Tu sais plus rien maintenant qu'il est là. Tu te contentes de lui balancer tes feuilles, pinceaux, peintures, eau, tout ce qui te passe par la main à la figure, dans ta chambre, en hurlant des mots que lui même n'aurait pas soupçonné que tu connaissais, sans espoir de te calmer, abattant tes poings trop maigres, trop fragiles contre chaque partie de son corps que tu peux atteindre, jusque à qu'il t'attrape par les poignets, criant un
"ça suffit !" puissant, et de te plaquer contre un mur.
Tu ne peux t'empêcher d'éclater de rire.
— Alors quoi, qu'est ce que tu vas me faire, tu veux me frapper ? Je t'ai énervé peut être ? Alors ! Réponds moi, tu vas faire quoi, hein, partir, peut être, tu vas me laisser comme tu m'as laissé durant ces trois jours ? Allez, réponds moi, si t'as les couilles de le faire !
— Je pourrais peut être partir sans revenir, oui. Et te laisser mourir dans ton art de merde.
Tu te figes. C'est un tout qui tombe sur toi.
— Tu dis n'importe quoi. Tu pourrais pas.
Mais dans son regard, tu comprends que si. Après tout, qu'est ce qui l'en empêcherait ? Tes beaux yeux ? Ta voix insupportable, qui hurle ou gémit, ton corps trop cassé ? Pourquoi il resterait avec toi, puisque de toutes manières, des gens comme toi il y en a de partout ?
C'en est ridicule. Vous ne vous dites rien, durant quelques instants. Jusque à que à travers tes lèvres, tu lui dis
"lâche moi" doucement.
T'es violent Will. Tu sais pas te maîtriser. Tu sais faire quoi, te soumettre à l'oppression, montrer un semblant de rébellion à ce qui parait être à ton niveau. Détruire ce que tu possèdes. Accepter ton destin. Tu n'es rien, Will. Comme il dit. Tu es esclave. Esclave de ta propre faiblesse.
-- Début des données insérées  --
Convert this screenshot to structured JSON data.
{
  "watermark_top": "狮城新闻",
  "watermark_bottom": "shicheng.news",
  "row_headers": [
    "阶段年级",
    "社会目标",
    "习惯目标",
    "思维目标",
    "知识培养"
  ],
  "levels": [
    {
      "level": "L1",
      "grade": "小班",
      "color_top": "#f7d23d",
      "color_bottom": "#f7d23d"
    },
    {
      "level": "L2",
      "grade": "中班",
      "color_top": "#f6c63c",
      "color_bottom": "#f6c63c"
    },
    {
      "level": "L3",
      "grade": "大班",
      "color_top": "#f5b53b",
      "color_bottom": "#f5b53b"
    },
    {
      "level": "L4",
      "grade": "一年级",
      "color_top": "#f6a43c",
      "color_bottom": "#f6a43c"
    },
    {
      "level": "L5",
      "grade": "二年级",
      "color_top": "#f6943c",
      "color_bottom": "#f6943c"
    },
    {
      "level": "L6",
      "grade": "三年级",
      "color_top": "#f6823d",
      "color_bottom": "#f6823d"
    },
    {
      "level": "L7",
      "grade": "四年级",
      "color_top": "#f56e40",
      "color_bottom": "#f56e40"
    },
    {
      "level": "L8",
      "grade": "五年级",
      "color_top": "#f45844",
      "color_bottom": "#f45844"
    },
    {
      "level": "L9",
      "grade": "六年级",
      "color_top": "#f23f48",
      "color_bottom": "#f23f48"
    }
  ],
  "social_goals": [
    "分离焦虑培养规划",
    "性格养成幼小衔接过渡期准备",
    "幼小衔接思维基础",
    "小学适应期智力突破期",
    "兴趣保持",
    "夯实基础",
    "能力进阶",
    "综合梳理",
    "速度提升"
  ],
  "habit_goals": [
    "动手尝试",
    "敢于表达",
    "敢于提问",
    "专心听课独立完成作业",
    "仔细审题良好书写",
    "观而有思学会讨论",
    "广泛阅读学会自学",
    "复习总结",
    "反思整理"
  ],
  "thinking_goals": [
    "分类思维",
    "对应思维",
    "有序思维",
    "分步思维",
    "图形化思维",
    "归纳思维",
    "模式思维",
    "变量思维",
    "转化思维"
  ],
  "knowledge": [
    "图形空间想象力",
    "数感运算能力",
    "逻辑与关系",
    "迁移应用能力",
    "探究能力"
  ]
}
Doucement, la pression se relâche. Tu baisses les yeux. Tu le fuis.
— J'ai eu quelques soucis. C'est pour ça que j'ai pas pu venir avant. Je suis désolé.
Tu ne réponds pas. Ils sont beaux, les mots, que tu hurles au vent, pour blesser, lui faire mal, alors qu'au final ils sont inexistants. Ils sont beaux, les mots, que tu hurles pour le retenir, voir si il va partir, mais qui te tuent plus que lui.
Elle est belle, ta peur, que tu caches dans les cris, que tu crains de voir en lui et qui pourrait vous séparer. Elle est belle, ta peur, qui pourrait tout détruire, comme toi tu détruirait, du bout des doigts, de tes lèvres, de ta voix dans la nuit. Ta faiblesse qui vous bousille.
Tu murmures simplement un pardon. Il ne dit. Il se contente de te prendre dans ses bras, te garder contre lui, alors que ton corps tremble encore de tes cris. Tu caches ton visage dans son cou, ton souffle contre sa peau. Tes mains frêles viennent à leur tour contre son corps. Vous restez enlacés, un moment. Avant de vous regarder et de partager un baiser.
C'est comme ça, Will. T'es pas comme les autres, prêt à te battre dans la cité pour ta liberté. T'es pas comme eux, Will. Toi, tu te contentes de regarder et de subir.